I should add one more name to that. It has got to be Dick Lindstrom. I became friends with Dick, and listening to him talk in meetings as well as watching him in surgery were so valuable as far as the “right” way to do things.

Q: What advice would you give to an ophthalmologist who is just starting practice now?

A: That is a good question. I think that the advancing technology is remarkable and offers patients a means to get off drops as well as excellent vision. There is really no limit to what we can achieve.

In the past glaucoma fellowships underemphasized anterior segment surgery. The focus was on teaching traditional glaucoma surgery, ie, trabs, tubes, and goniotomy/trabeculotomy for congenital glaucoma. The game has changed and patients expect more than that. For example, we just hired a new glaucoma associate who trained at one of the very best fellowships. The first thing I said to him was, “What you learned in fellowship is the bedrock of current glaucoma surgery but not what you’ll be doing in the future. You really need to learn beyond glaucoma, beyond cataract, and get into the entire anterior segment. Be able to be comfortable with phaco, angle surgery, iris repair, lens exchanges and with vitreous surgery. Ideally, get comfortable with the evolving approaches of the anterior segment.” As our practice has grown to three corneal surgeons and now three glaucoma surgeons, each addition has pushed the group further down this path. The talent of the newer ophthalmologists is remarkable. With observing live surgeries on YouTube and the like, achieving such surgical proficiency is achievable.

Q: If there is anything you could change about your career, what would it have been?

A: I wish that someone had told me that advice. I had a great fellowship at the University of Iowa. It was very glaucoma centric. I wish that I had gone on to do an anterior segment fellowship, like what Alan Crandall offered or what the Minnesota Eye group ended up offering. I think I would have been a better surgeon knowing how to do IOL exchanges for our pseudoexfoliation patients and iris implants for traumatic injuries and so many things that come up in glaucoma that I was not trained in. I suppose everyone in ophthalmology might say that as the advances over the last 20 years make you wish you could start over.

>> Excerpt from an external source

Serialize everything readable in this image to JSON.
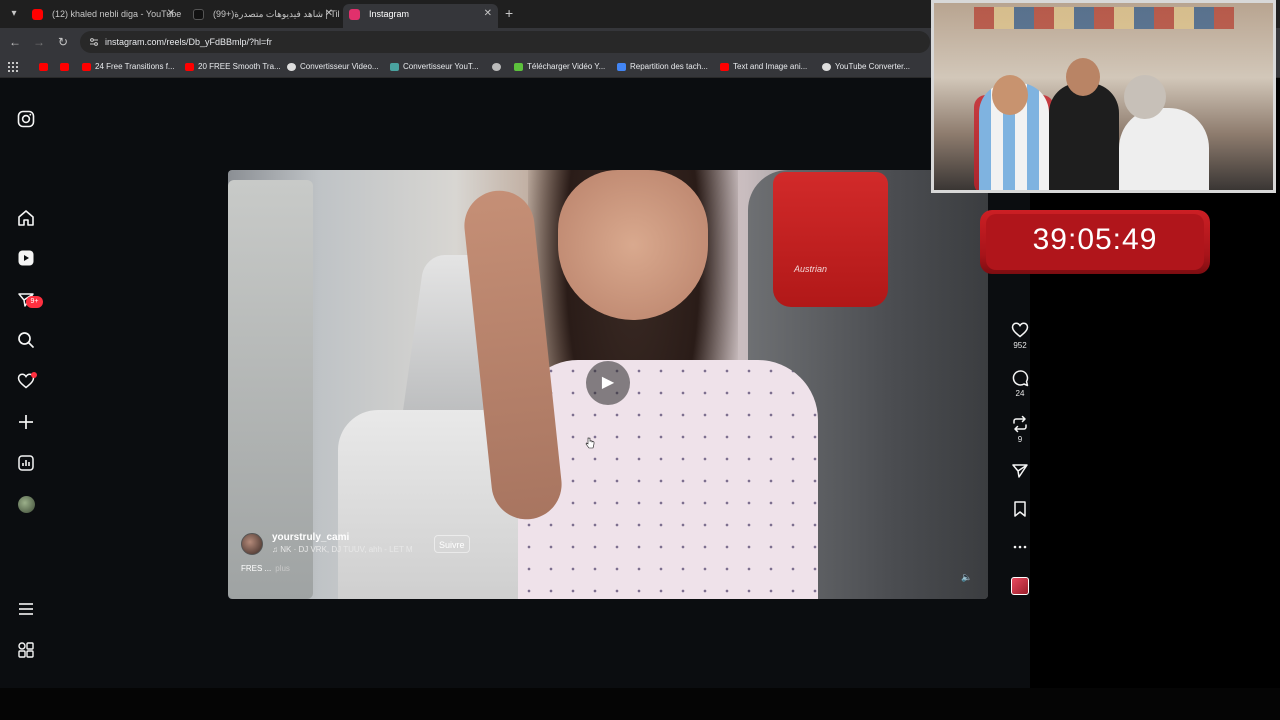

Q: What brought on your decision to retire from practice, and what are your plans moving forward?

A: It has been almost 40 years in medicine. It has been a great career but a number of events (ie, grandkids, COVID, consulting opportunities, etc.) over the past year got me thinking about retiring.

I am still involved with Aerie as chief medical officer. I am also consulting on the surgical side for a bunch of companies. I think glaucoma continues to be an exciting spot. I think there is tremendous opportunity for innovation.

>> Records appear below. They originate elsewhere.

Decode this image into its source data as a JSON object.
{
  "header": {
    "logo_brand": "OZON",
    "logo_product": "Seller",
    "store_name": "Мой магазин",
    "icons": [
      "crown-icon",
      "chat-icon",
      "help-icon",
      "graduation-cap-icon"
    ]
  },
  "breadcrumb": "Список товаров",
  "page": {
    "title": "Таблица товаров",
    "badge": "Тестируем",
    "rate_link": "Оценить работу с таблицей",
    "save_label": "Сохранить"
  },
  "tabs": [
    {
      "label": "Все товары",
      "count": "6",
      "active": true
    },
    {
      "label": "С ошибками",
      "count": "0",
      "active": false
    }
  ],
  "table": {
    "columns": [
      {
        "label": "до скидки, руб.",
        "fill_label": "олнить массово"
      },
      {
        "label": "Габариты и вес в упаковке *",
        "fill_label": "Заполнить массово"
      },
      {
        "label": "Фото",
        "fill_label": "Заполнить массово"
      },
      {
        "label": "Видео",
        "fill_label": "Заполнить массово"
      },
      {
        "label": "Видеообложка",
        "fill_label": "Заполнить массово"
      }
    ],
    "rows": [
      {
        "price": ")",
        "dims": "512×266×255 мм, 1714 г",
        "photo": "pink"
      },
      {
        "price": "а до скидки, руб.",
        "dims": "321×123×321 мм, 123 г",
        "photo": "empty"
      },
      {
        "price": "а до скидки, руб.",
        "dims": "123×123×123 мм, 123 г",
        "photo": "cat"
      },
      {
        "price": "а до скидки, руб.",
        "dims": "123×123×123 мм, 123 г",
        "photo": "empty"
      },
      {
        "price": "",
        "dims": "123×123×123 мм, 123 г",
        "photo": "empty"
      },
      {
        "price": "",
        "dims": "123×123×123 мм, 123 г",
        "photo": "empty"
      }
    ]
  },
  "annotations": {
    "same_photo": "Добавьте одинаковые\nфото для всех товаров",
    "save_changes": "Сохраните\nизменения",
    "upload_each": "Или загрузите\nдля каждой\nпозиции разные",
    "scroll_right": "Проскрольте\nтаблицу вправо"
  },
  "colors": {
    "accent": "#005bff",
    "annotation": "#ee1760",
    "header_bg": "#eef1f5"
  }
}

I look forward to a period when we are going to get beyond device-only type of mixed procedures, and it will be drug-device combinations. We will be able to not just lower pressure, but to begin to influence the impact of glaucoma on the nerve fiber layer and optic nerve. I hope we can ultimately impact visual function and restore damaged ganglion cells and that this occurs in my lifetime.

I think that we are blessed by living in a world that allows us to have such a tremendous impact on patients. I think that that opportunity to continue to influence our patients and their visual needs is profound, and feel we are fortunate we practice ophthalmology at this time.